Blockchain & Compliance

Part I: An exploration of challenges

V-ID has recently started discussions with several parties to map the advantages and disadvantages of methods for handling personal data. The goal of these discussions is to establish a standard for GDPR compliant digital file security using blockchain technology.


Hashing files

Blockchain solutions such as Factom, V-ID and Po.et store the SHA256 hash of a file in one or more blockchains. Using this method, it is possible to check whether the content of a copy has changed compared to the original file by verifying it’s hash.

A hash is often described as a digital fingerprint of a file. SHA256 hashing is a one-way transformation of data to an unreadable piece of data. The hash value consists of a string of 256 characters.
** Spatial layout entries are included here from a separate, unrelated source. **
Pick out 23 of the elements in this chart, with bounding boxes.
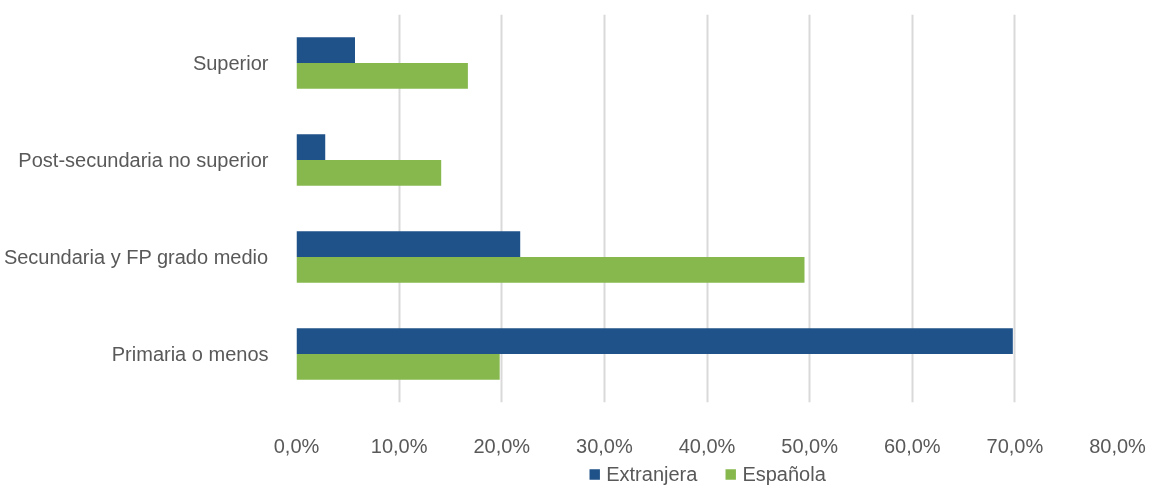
x-tick-label: 40,0% (678, 434, 736, 457)
y-tick-label: Secundaria y FP grado medio (3, 246, 269, 268)
bar (296, 328, 1013, 354)
bar (296, 354, 500, 380)
x-tick-label: 70,0% (986, 434, 1044, 457)
y-tick-label: Primaria o menos (111, 343, 269, 365)
bar (296, 63, 468, 89)
x-tick-label: 50,0% (781, 434, 839, 457)
y-tick-label: Superior (192, 52, 269, 74)
bar (296, 231, 521, 257)
x-tick-label: 60,0% (883, 434, 941, 457)
y-tick-label: Post-secundaria no superior (18, 149, 269, 171)
x-tick-label: 10,0% (370, 434, 428, 457)
bar (296, 160, 442, 186)
bar (296, 257, 805, 283)
x-tick-label: 20,0% (473, 434, 531, 457)
x-tick-label: 80,0% (1089, 434, 1147, 457)
legend-label: Española (742, 462, 826, 486)
bar (296, 134, 326, 160)
bar (296, 37, 355, 63)
legend-label: Extranjera (606, 462, 698, 486)
x-tick-label: 30,0% (576, 434, 633, 457)
x-tick-label: 0,0% (273, 434, 320, 457)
Challenge 1: The right to be forgotten

At first glance, some provisions of the GDPR seem to be in direct contradiction to the fundamentals of blockchain technology. The most controversial GDPR mandate for blockchain is the “Right to be forgotten”. This gives individuals the right to have their personal data removed from a database on their request.

However, because of the decentralized character of the largest and safest blockchains, data can not be deleted. Blockchains are designed to last forever and – in principle – to be unchangeable. Which brings blockchain in direct conflict with one of the fundamental rights of the GDPR.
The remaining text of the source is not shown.